A identidade é pensada a partir de um nome próprio, direito de cada sujeito, com base
no que Lacan se refere no Seminário 9 sobre a Identificação, dando importância a letra,
tornando-se anos depois como litoral entre o real e o simbólico. O prenome inclusive é uma
forma de individualizar o sujeito dentro do âmbito familiar, diferenciando do nome-do-pai.
Através do traço unário, a escrita deixa de ser figurativa e torna a representar um significante,
no que se encontra sozinho, o Um. É essa a diferença introduzida no real, feita um a um, um
único traço. Portanto, a primeira coisa a se fazer para assegurar o ser de sua existência é fazer
com que ele exista, dando um nome.

Que, assim como nos dedicamos a elaborar a função da unidade como função da
diferença radical na determinação desse centro ideal do sujeito, que se chama de
Ideal do Eu, assim também na sequência, e por uma boa razão, é que o
identificaremos àquilo que até agora introduzimos em nossa conotação pessoal como
[ilegível], isto é, a função imaginária do falo. (LACAN, 1961-62, p. 111-112)

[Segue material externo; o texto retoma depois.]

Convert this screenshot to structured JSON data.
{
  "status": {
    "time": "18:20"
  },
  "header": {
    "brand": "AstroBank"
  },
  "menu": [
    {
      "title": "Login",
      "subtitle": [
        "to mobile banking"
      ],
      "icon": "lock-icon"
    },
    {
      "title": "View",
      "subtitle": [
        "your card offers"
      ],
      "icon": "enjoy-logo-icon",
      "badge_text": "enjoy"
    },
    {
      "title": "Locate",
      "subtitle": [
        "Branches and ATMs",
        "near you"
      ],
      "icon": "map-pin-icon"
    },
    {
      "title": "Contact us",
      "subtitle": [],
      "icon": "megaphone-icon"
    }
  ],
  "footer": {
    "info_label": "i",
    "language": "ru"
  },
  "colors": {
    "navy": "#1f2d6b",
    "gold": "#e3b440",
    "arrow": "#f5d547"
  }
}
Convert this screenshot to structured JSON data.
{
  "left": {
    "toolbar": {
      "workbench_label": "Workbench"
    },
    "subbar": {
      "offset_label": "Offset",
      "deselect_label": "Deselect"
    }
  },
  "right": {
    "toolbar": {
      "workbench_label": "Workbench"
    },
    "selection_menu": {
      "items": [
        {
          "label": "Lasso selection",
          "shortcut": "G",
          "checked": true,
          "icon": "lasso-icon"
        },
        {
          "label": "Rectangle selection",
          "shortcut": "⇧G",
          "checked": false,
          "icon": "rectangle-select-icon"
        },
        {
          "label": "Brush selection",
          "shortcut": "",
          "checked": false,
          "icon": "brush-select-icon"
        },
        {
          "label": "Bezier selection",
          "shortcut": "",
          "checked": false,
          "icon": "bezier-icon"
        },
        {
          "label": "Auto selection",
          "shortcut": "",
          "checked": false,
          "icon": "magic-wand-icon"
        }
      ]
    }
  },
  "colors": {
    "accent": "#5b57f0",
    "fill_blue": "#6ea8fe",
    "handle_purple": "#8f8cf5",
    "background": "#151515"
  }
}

Lacan fala da função imaginária do falo enquanto operador, e se utiliza da lógica


matemática para pensar em torno do que representaria o 1 em suas diversas variações, como -
1, +1, a raiz de 1. Temos em vista, portanto, uma operação calculável, à isso que ele se detém
a falar nesse seminário, da identificação, tendo o um como traço. Poderia ser o traço um
representante do falo imaginário? Convenhamos que Lacan não nos disse isso, porém o traço
é uma marca significativa para pensar de forma operadora no sujeito, de como existe uma
forma de identificação em cada sujeito de maneira subjetiva que envolve como goza, como
repete, como se enoda seu sintoma, e o falo nada mais é do que uma função no meio disso
tudo, pois se coloca em jogo na castração, em não ter e nem ser o falo para o Outro em torno
da constituição do sujeito neurótico.

Para que vocês se localizam aí posso dizer-lhes que é sondando que encontraremos o
justo peso, a justa inclinação dessa balança onde coloco, diante de vocês, a relação do
neurótico com o objeto fálico, quando lhes digo, para agarrar essa relação, é
necessário dizer: “ele não é sem tê-lo.” (LACAN, 1961-62, p. 135)

Lacan ainda continua: “não quer dizer que ele o tem”, ou seja, ainda se situa o objeto
fálico enquanto imaginário. O que nos detém aqui é a relação do sujeito com o significante, e
é isso que o obsessivo tem relação com ungeschehen machen (desfazer), “fazer com que isso
não tenha acontecido (p. 135)”, como forma de apagar. “Se o signo representa algo para
alguém, o significante é articulado de outra forma, representa o sujeito para um outro
significante'' (p. 136).

(...) É possível que o seio seja também falo que Melanie Klein o faz aparecer
imediatamente tão rápido como o seio, desde o início, dizendo-nos que, afinal, é um
pequeno seio mais cômodo, mais portátil, mais delicado. Vocês vêem bem que
colocar essas distinções estruturais pode nos levar a algum lugar, na medida em que o
seio recalcado reemerge, se sobressai no sintoma, ou simplesmente num lance que
não qualificamos de outra forma: a função sobre a escala perversa, a produzir essa
outra coisa que é a evocação do objeto falo. (LACAN, 1961-62, p. 144)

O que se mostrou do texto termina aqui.